5. O decreto expedido pelo Governo alemão, que viabilizara a
restituição de bens confiscados aos proprietários que comprovassem a
correspondente titularidade, é fato ocorrido muito tempo depois do
encerramento da sucessão aberta no Brasil e que, por óbvio, refugiu,
a toda evidência, da vontade e do domínio da inventariante. Desde
1983, a ré, em conjunto com os autores, envidou esforços para obter
a restituição do bem. E, sendo direito próprio, já que o bem passou
a integrar seu patrimônio jurídico, absolutamente descabido exigir
qualquer iniciativa da ré em sobrepartilhar tal bem, ou o produto de
sua venda. Do que ressai absolutamente infundada qualquer imputação
de má-fé à pessoa da inventariante.
6. Recurso especial improvido.
(REsp 1362400/SP, Rel. Ministro MARCO AURÉLIO BELLIZZE, TERCEIRA
TURMA, julgado em 28/04/2015, DJe 05/06/2015)
No caso em estudo, a Corte local, adotando o entendimento
supracitado, manteve a negativa do pleito de expedição de ofício à
instituição financeira Bank Julius Bar & Co. situada no estrangeiro
(Suíça), sob o fundamento de que, não sendo a Justiça Brasileira
competente para proceder à partilha do numerário lá constante em
conta bancária de titularidade do falecido, inexiste interesse
público a amparar o pedido, sendo medida "plenamente prescindível ao
desfecho do inventário além de acarretar morosidade ao trâmite
processual" (e-STJ, fl. 178).
De fato, agiu com acerto o TJSP, pois, não alcançando a lei
brasileira o bem a ser inventariado e partilhado localizado no
exterior, não se afigura útil ao processo a expedição de ofício a
fim de aferir a monta total depositada na conta bancária do de
cujus, uma vez que não integrará o inventário em curso no Brasil.

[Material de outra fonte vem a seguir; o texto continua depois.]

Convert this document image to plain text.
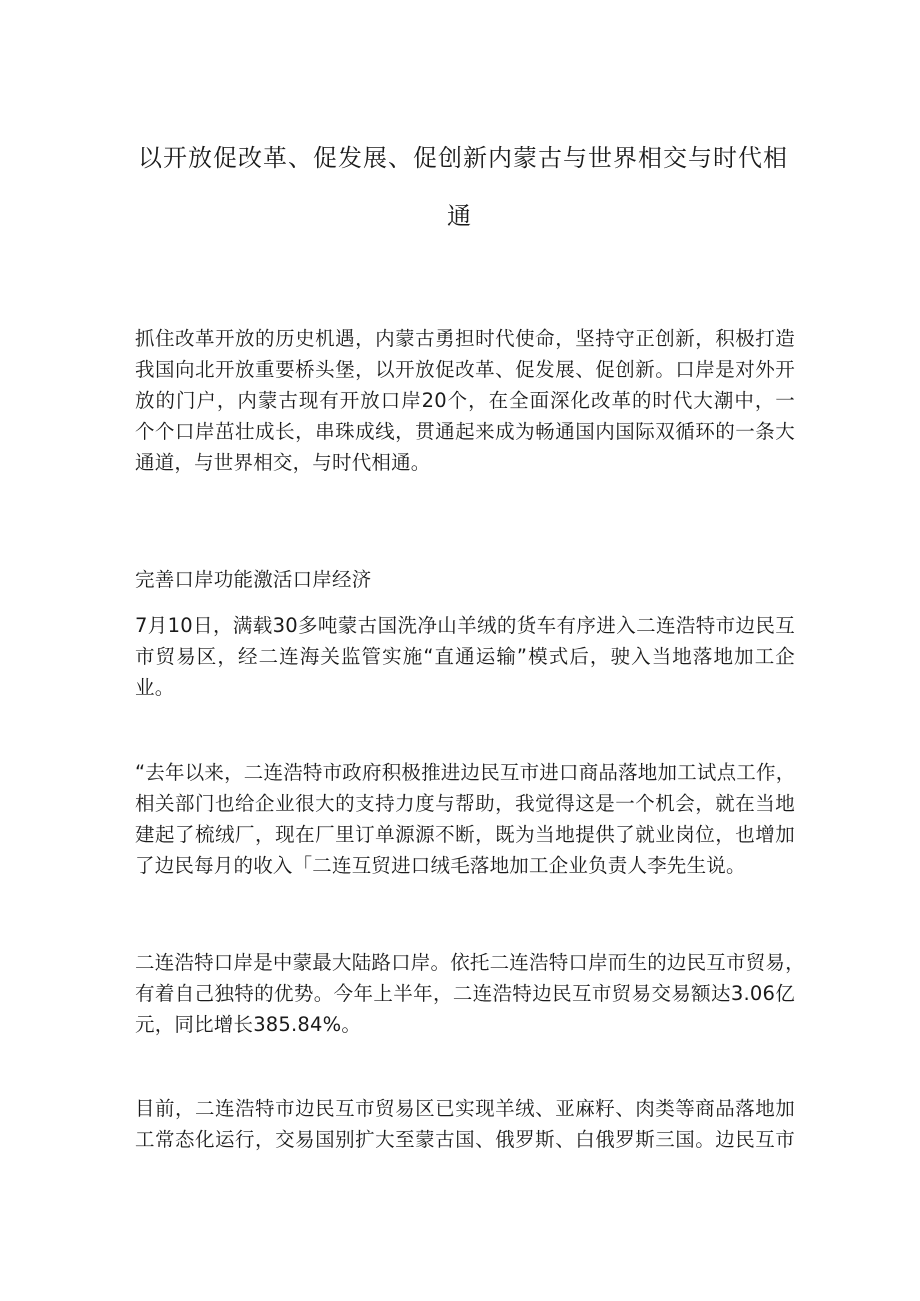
以开放促改革、促发展、促创新内蒙古与世界相交与时代相
通
抓住改革开放的历史机遇，内蒙古勇担时代使命，坚持守正创新，积极打造
我国向北开放重要桥头堡，以开放促改革、促发展、促创新。口岸是对外开
放的门户，内蒙古现有开放口岸20个，在全面深化改革的时代大潮中，一
个个口岸茁壮成长，串珠成线，贯通起来成为畅通国内国际双循环的一条大
通道，与世界相交，与时代相通。
完善口岸功能激活口岸经济
7月10日，满载30多吨蒙古国洗净山羊绒的货车有序进入二连浩特市边民互
市贸易区，经二连海关监管实施“直通运输”模式后，驶入当地落地加工企
业。
“去年以来，二连浩特市政府积极推进边民互市进口商品落地加工试点工作，
相关部门也给企业很大的支持力度与帮助，我觉得这是一个机会，就在当地
建起了梳绒厂，现在厂里订单源源不断，既为当地提供了就业岗位，也增加
了边民每月的收入「二连互贸进口绒毛落地加工企业负责人李先生说。
二连浩特口岸是中蒙最大陆路口岸。依托二连浩特口岸而生的边民互市贸易，
有着自己独特的优势。今年上半年，二连浩特边民互市贸易交易额达3.06亿
元，同比增长385.84%。
目前，二连浩特市边民互市贸易区已实现羊绒、亚麻籽、肉类等商品落地加
工常态化运行，交易国别扩大至蒙古国、俄罗斯、白俄罗斯三国。边民互市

Tal partilha deve ser requerida e processada no país alienígena, em
observância ao princípio da territorialidade.
Outrossim, conforme consignado no acórdão recorrido, esta Casa já
dispôs no mesmo sentido, no qual foi negada a expedição de carta
rogatória para obter informações bancárias, uma vez que não é dado à
parte "fazer uso do Poder Judiciário como instrumento para a
descoberta de informações relacionadas a interesses meramente
pessoais, porque a tanto não se coaduna a função jurisdicional":
Recurso especial. Ação de inventário. Constatação da existência, no
exterior, de conta bancária que pertencia ao falecido. Requerimento
de expedição de carta rogatória, visando à obtenção de dados
relativos a tal conta.
- A expedição de carta rogatória para obter informações bancárias
deve ser permitida quando presente motivo de ordem pública, ou seja,
na hipótese de a informação requerida ser útil ao processo.

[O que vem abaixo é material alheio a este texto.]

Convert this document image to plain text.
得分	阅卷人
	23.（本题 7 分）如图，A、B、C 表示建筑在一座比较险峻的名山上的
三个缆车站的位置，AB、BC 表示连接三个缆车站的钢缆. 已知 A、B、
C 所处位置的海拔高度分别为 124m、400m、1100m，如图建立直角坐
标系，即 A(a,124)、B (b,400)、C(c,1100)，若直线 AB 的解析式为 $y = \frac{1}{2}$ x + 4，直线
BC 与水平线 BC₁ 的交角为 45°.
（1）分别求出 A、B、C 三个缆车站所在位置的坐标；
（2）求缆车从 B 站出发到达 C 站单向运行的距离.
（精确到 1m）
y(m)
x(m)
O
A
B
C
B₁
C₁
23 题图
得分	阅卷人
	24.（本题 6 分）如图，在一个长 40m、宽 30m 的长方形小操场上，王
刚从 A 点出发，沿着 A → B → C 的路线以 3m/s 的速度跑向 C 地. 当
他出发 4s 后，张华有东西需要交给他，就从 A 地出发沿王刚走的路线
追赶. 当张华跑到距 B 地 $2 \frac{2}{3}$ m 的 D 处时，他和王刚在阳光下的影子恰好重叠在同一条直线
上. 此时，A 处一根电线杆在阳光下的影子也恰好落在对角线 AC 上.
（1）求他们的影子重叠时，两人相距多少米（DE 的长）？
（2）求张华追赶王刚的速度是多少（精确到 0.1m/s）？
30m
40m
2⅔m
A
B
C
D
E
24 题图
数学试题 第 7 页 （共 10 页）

- Contudo, não será possível à parte fazer uso do Poder Judiciário
como instrumento para a descoberta de informações relacionadas a
interesses meramente pessoais, porque a tanto não se coaduna a
função jurisdicional. À autoridade judiciária deve ser concedida a
prerrogativa de indeferir pedidos impertinentes e de cunho meramente
pessoal, por não ser possível à partes transferir ao Poder Público o
ônus de diligenciar acerca de informações que só a elas interessam.
Recurso especial parcialmente conhecido e provido.
(REsp 698.526/SP, Rel. Ministra NANCY ANDRIGHI, TERCEIRA TURMA,
julgado em 18/05/2006, DJ 20/11/2006, p. 302)
Nesse contexto, mostra-se escorreito o desfecho dado pelo Tribunal
de origem ao agravo de instrumento interposto pelo ora recorrente,
não havendo nenhuma alteração a ser efetivada no aresto impugnado.
Ante o exposto, conheço do agravo para negar provimento ao recurso
especial.
Publique-se.
Brasília (DF), 1º de agosto de 2018.